Friday, January 30, 2009

Emosonal Attyachaar

Heigho!

It seems while the rest of the world focusses on kick starting the economy and such, the state government of Karnataka has a different agenda - http://timesofindia.indiatimes.com/India/Wont_allow_pub_culture_in_Karnataka/articleshow/4046929.cms

I cannot believe a government can sanction an assault on women peacefully enjoying their lives because of some perverse moral standard that they want to uphold or a political alliance that they want to develop. What about treating women with respect and not violating their personal space? No, its so much easier to just say "stay at home missy- your place is in the kitchen." I dont see any outrage about men drinking in public and how that is not part of our "culture".

Womens bodies and behavior are always the battleground for strange "moral" debates that have nothing to with culture or morals or even patriachal BS about what is good for women. It does have everything to do with the fact that some men just feel threatened by the new breed of empowered women.

So a working woman rushing to work is fair game for a little touchy-feely on the train because that is the only way that men can hurt that woman and upset her. And the same man who enjoys feeling up women and flashing schoolgirls will stand up and deliver the lecture on women and morals, pubs, clothes and the like. Tells you something doesnt it?

In my view, for the modern woman our values are reflected and embodied in things other than whether we wear jeans or salwar kameezes and enjoy the ocassional drink or not. Our culture is deeper rooted and more powerful than that. And living thousands of miles away from home, I see this clearer than ever before.

I think that these issues usually come up when society is a state of transistion and the change is hard for conventional wielders of power to swallow. But the violence is something that makes me both angry and ashamed. It tells me that to alot of men hitting women is okay. It sends the message that a "badly behaved" woman deserves to be assaulted. And that the state will sanction it.

It makes me feel unsafe. and traumatised.

Monday, January 26, 2009

Living Extravagantly on Hope

A friend of mine recently had a facebook status update that said: "could it be that one should expect nothing and live frugally on suprises?"


Thinking about it, I feel that I never let go of expectation and nor have I ever lived being frugal with hope.

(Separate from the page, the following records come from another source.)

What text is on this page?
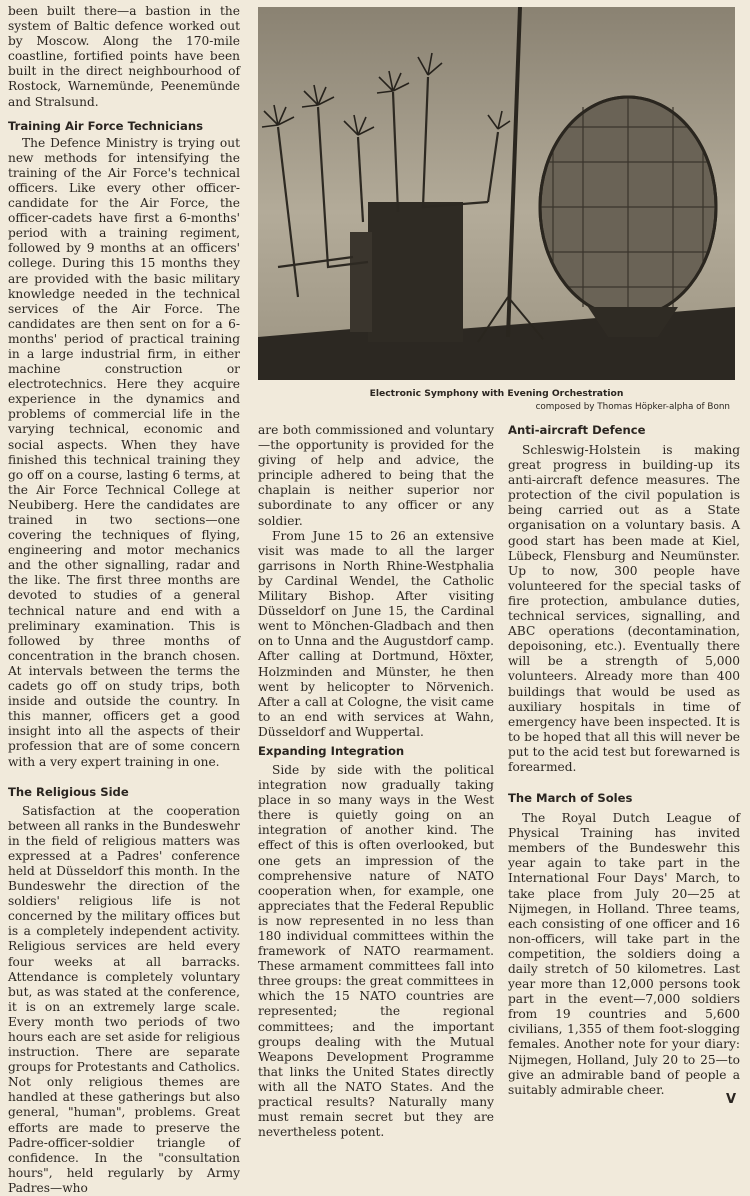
been built there—a bastion in the system of Baltic defence worked out by Moscow. Along the 170-mile coastline, fortified points have been built in the direct neighbourhood of Rostock, Warnemünde, Peenemünde and Stralsund.

Training Air Force Technicians

The Defence Ministry is trying out new methods for intensifying the training of the Air Force's technical officers. Like every other officer-candidate for the Air Force, the officer-cadets have first a 6-months' period with a training regiment, followed by 9 months at an officers' college. During this 15 months they are provided with the basic military knowledge needed in the technical services of the Air Force. The candidates are then sent on for a 6-months' period of practical training in a large industrial firm, in either machine construction or electrotechnics. Here they acquire experience in the dynamics and problems of commercial life in the varying technical, economic and social aspects. When they have finished this technical training they go off on a course, lasting 6 terms, at the Air Force Technical College at Neubiberg. Here the candidates are trained in two sections—one covering the techniques of flying, engineering and motor mechanics and the other signalling, radar and the like. The first three months are devoted to studies of a general technical nature and end with a preliminary examination. This is followed by three months of concentration in the branch chosen. At intervals between the terms the cadets go off on study trips, both inside and outside the country. In this manner, officers get a good insight into all the aspects of their profession that are of some concern with a very expert training in one.

The Religious Side

Satisfaction at the cooperation between all ranks in the Bundeswehr in the field of religious matters was expressed at a Padres' conference held at Düsseldorf this month. In the Bundeswehr the direction of the soldiers' religious life is not concerned by the military offices but is a completely independent activity. Religious services are held every four weeks at all barracks. Attendance is completely voluntary but, as was stated at the conference, it is on an extremely large scale. Every month two periods of two hours each are set aside for religious instruction. There are separate groups for Protestants and Catholics. Not only religious themes are handled at these gatherings but also general, "human", problems. Great efforts are made to preserve the Padre-officer-soldier triangle of confidence. In the "consultation hours", held regularly by Army Padres—who

Electronic Symphony with Evening Orchestration
composed by Thomas Höpker-alpha of Bonn

are both commissioned and voluntary—the opportunity is provided for the giving of help and advice, the principle adhered to being that the chaplain is neither superior nor subordinate to any officer or any soldier.

From June 15 to 26 an extensive visit was made to all the larger garrisons in North Rhine-Westphalia by Cardinal Wendel, the Catholic Military Bishop. After visiting Düsseldorf on June 15, the Cardinal went to Mönchen-Gladbach and then on to Unna and the Augustdorf camp. After calling at Dortmund, Höxter, Holzminden and Münster, he then went by helicopter to Nörvenich. After a call at Cologne, the visit came to an end with services at Wahn, Düsseldorf and Wuppertal.

Expanding Integration

Side by side with the political integration now gradually taking place in so many ways in the West there is quietly going on an integration of another kind. The effect of this is often overlooked, but one gets an impression of the comprehensive nature of NATO cooperation when, for example, one appreciates that the Federal Republic is now represented in no less than 180 individual committees within the framework of NATO rearmament. These armament committees fall into three groups: the great committees in which the 15 NATO countries are represented; the regional committees; and the important groups dealing with the Mutual Weapons Development Programme that links the United States directly with all the NATO States. And the practical results? Naturally many must remain secret but they are nevertheless potent.

Anti-aircraft Defence

Schleswig-Holstein is making great progress in building-up its anti-aircraft defence measures. The protection of the civil population is being carried out as a State organisation on a voluntary basis. A good start has been made at Kiel, Lübeck, Flensburg and Neumünster. Up to now, 300 people have volunteered for the special tasks of fire protection, ambulance duties, technical services, signalling, and ABC operations (decontamination, depoisoning, etc.). Eventually there will be a strength of 5,000 volunteers. Already more than 400 buildings that would be used as auxiliary hospitals in time of emergency have been inspected. It is to be hoped that all this will never be put to the acid test but forewarned is forearmed.

The March of Soles

The Royal Dutch League of Physical Training has invited members of the Bundeswehr this year again to take part in the International Four Days' March, to take place from July 20—25 at Nijmegen, in Holland. Three teams, each consisting of one officer and 16 non-officers, will take part in the competition, the soldiers doing a daily stretch of 50 kilometres. Last year more than 12,000 persons took part in the event—7,000 soldiers from 19 countries and 5,600 civilians, 1,355 of them foot-slogging females. Another note for your diary: Nijmegen, Holland, July 20 to 25—to give an admirable band of people a suitably admirable cheer.

V
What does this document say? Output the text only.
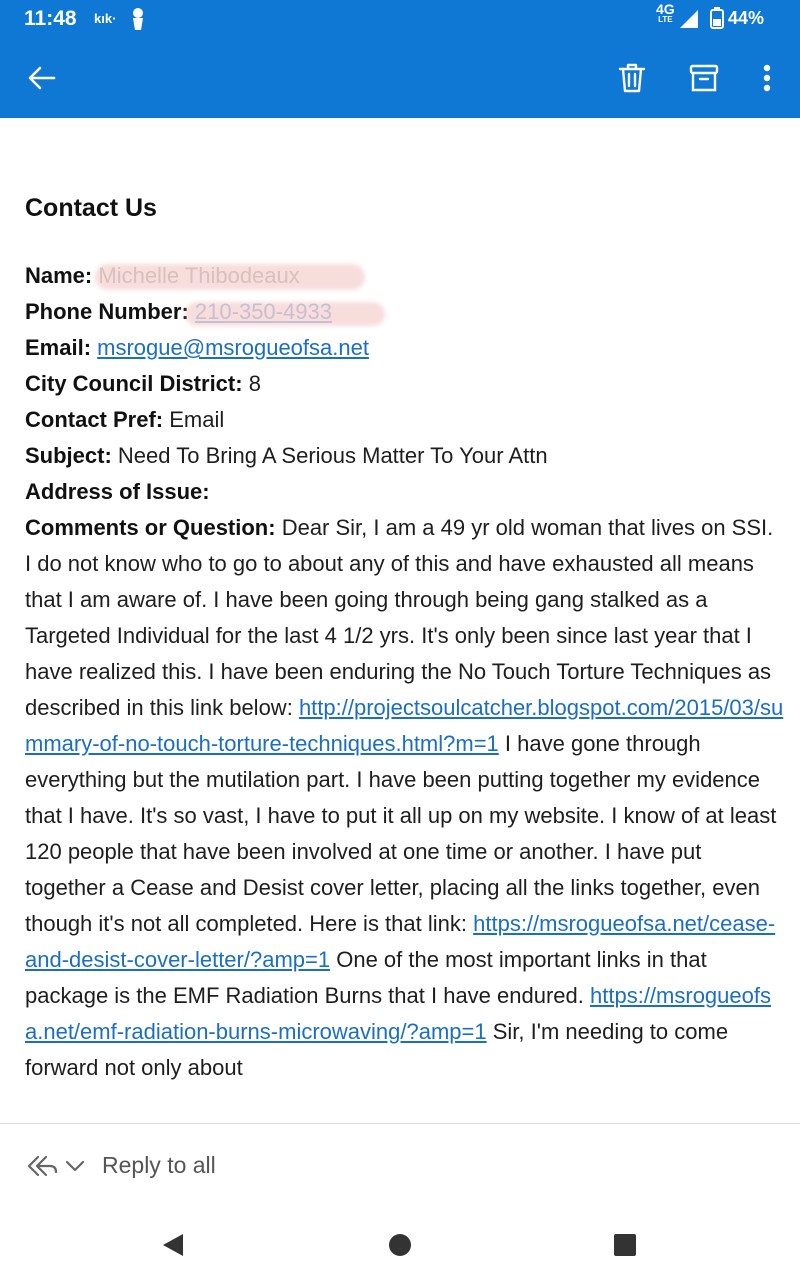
11:48 kık·
4G
LTE	44%
Contact Us
Name: Michelle Thibodeaux
Phone Number: 210-350-4933
Email: msrogue@msrogueofsa.net
City Council District: 8
Contact Pref: Email
Subject: Need To Bring A Serious Matter To Your Attn
Address of Issue:
Comments or Question: Dear Sir, I am a 49 yr old woman that lives on SSI. I do not know who to go to about any of this and have exhausted all means that I am aware of. I have been going through being gang stalked as a Targeted Individual for the last 4 1/2 yrs. It's only been since last year that I have realized this. I have been enduring the No Touch Torture Techniques as described in this link below: http://projectsoulcatcher.blogspot.com/2015/03/summary-of-no-touch-torture-techniques.html?m=1 I have gone through everything but the mutilation part. I have been putting together my evidence that I have. It's so vast, I have to put it all up on my website. I know of at least 120 people that have been involved at one time or another. I have put together a Cease and Desist cover letter, placing all the links together, even though it's not all completed. Here is that link: https://msrogueofsa.net/cease-and-desist-cover-letter/?amp=1 One of the most important links in that package is the EMF Radiation Burns that I have endured. https://msrogueofsa.net/emf-radiation-burns-microwaving/?amp=1 Sir, I'm needing to come forward not only about
Reply to all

I have over twenty five years convinced myself that most things figure themselves out: issues, problems, differences, they will all work out. I look at my life today: No job, huge loan, a relationship with someone from a completely different background, race and nationality. And I live everyday convinced that the pieces will all fall into place: I will find work that is paying enough to kick the loan and located somewhere in the world where I can be with the man I want to spend all my life with. Now thats a pretty tall order.


But at the moment, this conviction is my patronus against the many dementors that are sure to bring gloom and despair. It enables me to give a hundred per cent to the things that are important to me and also allows me to be happy. If I did not dare to hope, today would not be a happy day. Like she who said, "I am scattering a handful of rice and hoping for a paddy field" (Brick Lane- Monica Ali). I am hoping for nothing short of a miracle.


And so for now, I live extravagantly on hope.